In my limited knowledge about the production of the video I do know what it uses compression artifacts found in the Cinepak codec. So, I set out to try and find a way of converting a video to a video that uses the Cinepak codec. If you’ve been following me you’ll that I’ve asked for help on many fora and mailing lists for help with initially little success.
Hidden somewhere in the documentation for MEncoder is a page detailing how to use Windows codecs on Linux for encoding. The copy of the Cinepak codec (iccvid.dll) that came with MEncoder/medibuntu was a bit broken so I had to use Google to download a new version.
Once I had that I used MEncoder to convert a video to an avi with the Cinepak codec. (I’m using mencoder version 2:1.0~svn33951~natty):
mencoder infile.avi -ovc vfw -xvfwopts codec=iccvid.dll -oac mp3lame -o outfile.avi
Unfortunately for me this did not produce the compression artifacts that I was after. I tried reencoding the video using the Cinepak codec several times but this only just made the video darker:
Also, my attempt to encode the video using the Cinepak codec but with a low bitrate didn’t work as, at least when using MEncoder, the codec doesn’t have any encoding options. Drats! With that said, if anyone knows of a way of encoding using Cinepak with low/different bitrates on Linux using only freely available/open source software please do let me/the world know.
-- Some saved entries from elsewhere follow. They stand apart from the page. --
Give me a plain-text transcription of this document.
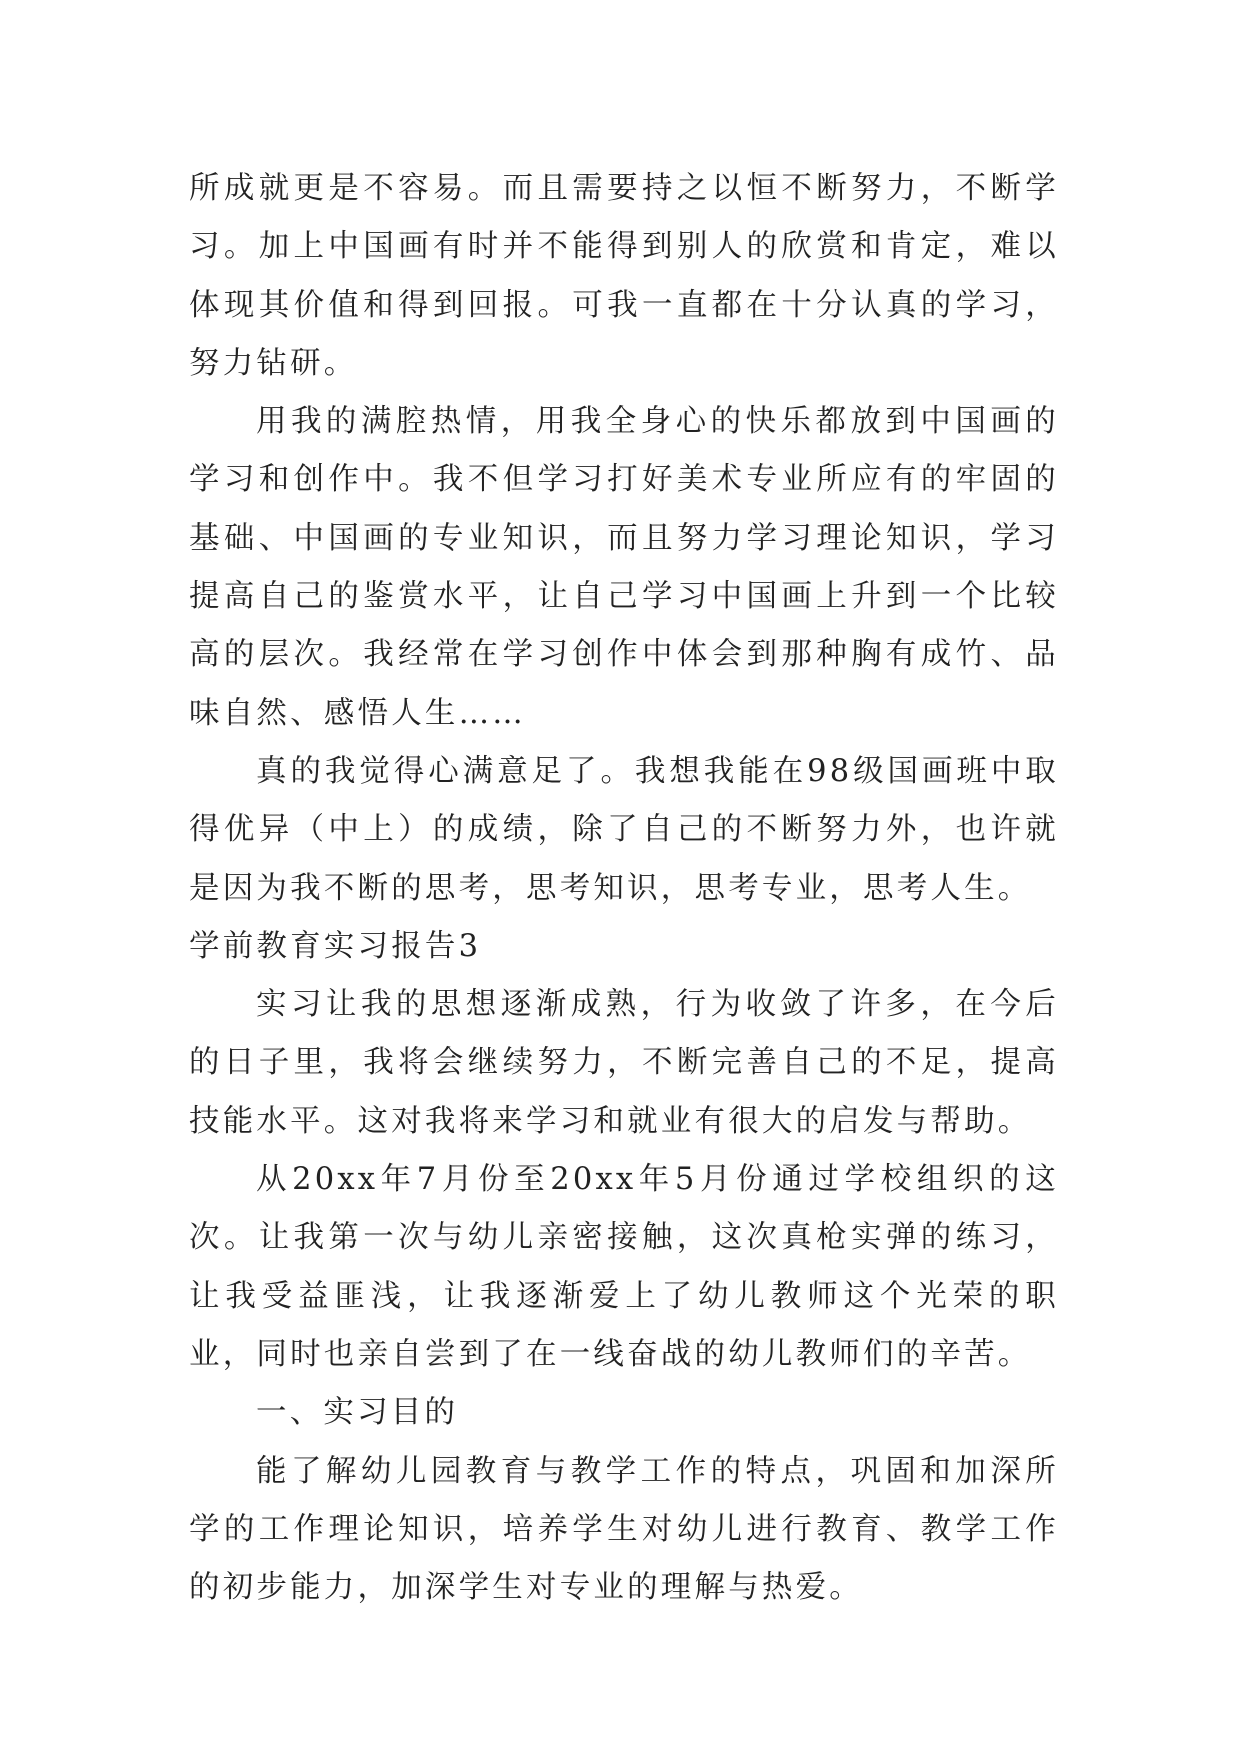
所成就更是不容易。而且需要持之以恒不断努力，不断学习。加上中国画有时并不能得到别人的欣赏和肯定，难以体现其价值和得到回报。可我一直都在十分认真的学习，努力钻研。

用我的满腔热情，用我全身心的快乐都放到中国画的学习和创作中。我不但学习打好美术专业所应有的牢固的基础、中国画的专业知识，而且努力学习理论知识，学习提高自己的鉴赏水平，让自己学习中国画上升到一个比较高的层次。我经常在学习创作中体会到那种胸有成竹、品味自然、感悟人生……

真的我觉得心满意足了。我想我能在98级国画班中取得优异（中上）的成绩，除了自己的不断努力外，也许就是因为我不断的思考，思考知识，思考专业，思考人生。

学前教育实习报告3

实习让我的思想逐渐成熟，行为收敛了许多，在今后的日子里，我将会继续努力，不断完善自己的不足，提高技能水平。这对我将来学习和就业有很大的启发与帮助。

从20xx年7月份至20xx年5月份通过学校组织的这次。让我第一次与幼儿亲密接触，这次真枪实弹的练习，让我受益匪浅，让我逐渐爱上了幼儿教师这个光荣的职业，同时也亲自尝到了在一线奋战的幼儿教师们的辛苦。

一、实习目的

能了解幼儿园教育与教学工作的特点，巩固和加深所学的工作理论知识，培养学生对幼儿进行教育、教学工作的初步能力，加深学生对专业的理解与热爱。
After this I felt very disheartened until I did a little bit of digging into the actual codec. I discovered that this codec is one of a few is based on Vector Quantization. I don’t know much about this but I felt that this must be the key. The video codecs that are based on Vector Quantization are Sorenson, Indeo and VQA.
I had no luck finding a way of converting to Sorenson and Indeo. However, I’ve had more luck with VQA. Wikipedia has a bit of information on the codec:
Vector Quantized Animation, known by its acronym VQA is a file format originally developed by Westwood Studios for video encoding in their game The Legend of Kyrandia and monopoly.
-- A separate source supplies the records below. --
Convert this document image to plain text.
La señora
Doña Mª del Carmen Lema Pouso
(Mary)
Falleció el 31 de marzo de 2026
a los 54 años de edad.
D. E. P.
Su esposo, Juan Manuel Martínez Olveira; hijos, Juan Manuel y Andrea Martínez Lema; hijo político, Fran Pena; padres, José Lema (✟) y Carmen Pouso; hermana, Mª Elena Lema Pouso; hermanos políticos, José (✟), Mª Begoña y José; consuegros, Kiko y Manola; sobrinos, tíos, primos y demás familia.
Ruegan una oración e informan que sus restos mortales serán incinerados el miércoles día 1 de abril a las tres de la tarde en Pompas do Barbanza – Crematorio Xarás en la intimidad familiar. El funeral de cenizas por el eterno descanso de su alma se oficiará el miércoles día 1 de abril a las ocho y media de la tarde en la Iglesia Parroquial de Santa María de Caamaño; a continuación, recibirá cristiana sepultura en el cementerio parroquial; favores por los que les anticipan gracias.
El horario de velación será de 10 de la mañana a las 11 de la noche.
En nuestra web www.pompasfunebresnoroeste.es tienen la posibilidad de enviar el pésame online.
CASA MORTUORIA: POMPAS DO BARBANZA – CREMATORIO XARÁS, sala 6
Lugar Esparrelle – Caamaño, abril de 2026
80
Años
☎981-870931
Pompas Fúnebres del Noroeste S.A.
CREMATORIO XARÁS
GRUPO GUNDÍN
If you ever came across a Sega Saturn you probably will have come across videos encoded using VQA. As that Wikipedia article states, apart from the one used by Westwood Studios, only one VQA encoder exists. VQA Encoder v0.5 beta 2 by ugordan is the only known VQA encoder and luckily it works perfectly using Wine (I’m using version 1.2.3-0ubuntu1~ppa1) on Ubuntu 11.04. You’ll have to download some additional DLLs. Just do some research to find out which ones.
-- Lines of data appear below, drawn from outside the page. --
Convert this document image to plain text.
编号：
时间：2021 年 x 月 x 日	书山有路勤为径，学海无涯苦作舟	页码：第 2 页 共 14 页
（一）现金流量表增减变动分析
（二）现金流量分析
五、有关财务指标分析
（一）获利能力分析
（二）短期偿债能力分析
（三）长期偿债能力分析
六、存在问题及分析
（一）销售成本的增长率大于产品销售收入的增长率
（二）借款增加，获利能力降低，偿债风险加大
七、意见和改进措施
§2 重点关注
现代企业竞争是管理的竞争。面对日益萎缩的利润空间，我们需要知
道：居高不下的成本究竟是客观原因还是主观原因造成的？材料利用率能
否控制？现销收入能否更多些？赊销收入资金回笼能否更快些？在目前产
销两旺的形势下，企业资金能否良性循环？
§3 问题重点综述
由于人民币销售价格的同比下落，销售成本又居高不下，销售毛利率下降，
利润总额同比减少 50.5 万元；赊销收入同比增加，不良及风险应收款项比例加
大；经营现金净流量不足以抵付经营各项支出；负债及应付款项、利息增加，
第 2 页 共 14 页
In order to use the software you need to convert your video to image files. I’ve had luck with converting the video to PCX files using FFMPEG:
ffmpeg -i infile.avi -sameq outfile_%03d.pcx
Then, in the VQA Encoder v0.5 beta 2 copy these options:
The program will automatically recognise that there are many images in the folder. After encoding has finished you should have a file called out_.vqa. In FFMPEG execute:
ffmpeg -i out_.vqa -sameq outfile.avi
You should now have a video that has similar compression to the Cinepak codec used with low bitrates:
Brilliant! Well, not so brilliant. The problems with using this software are the following:
- The software is no long being updated
- Because of this it could stop working at any time and no support would be offered
- It can only output video at 640×400, which you can see by the way it crops the video
- It isn’t open source, though that only matters if you exclusively use open source software
So, is there any other way to achieve these compression artifacts, preferably using open source software?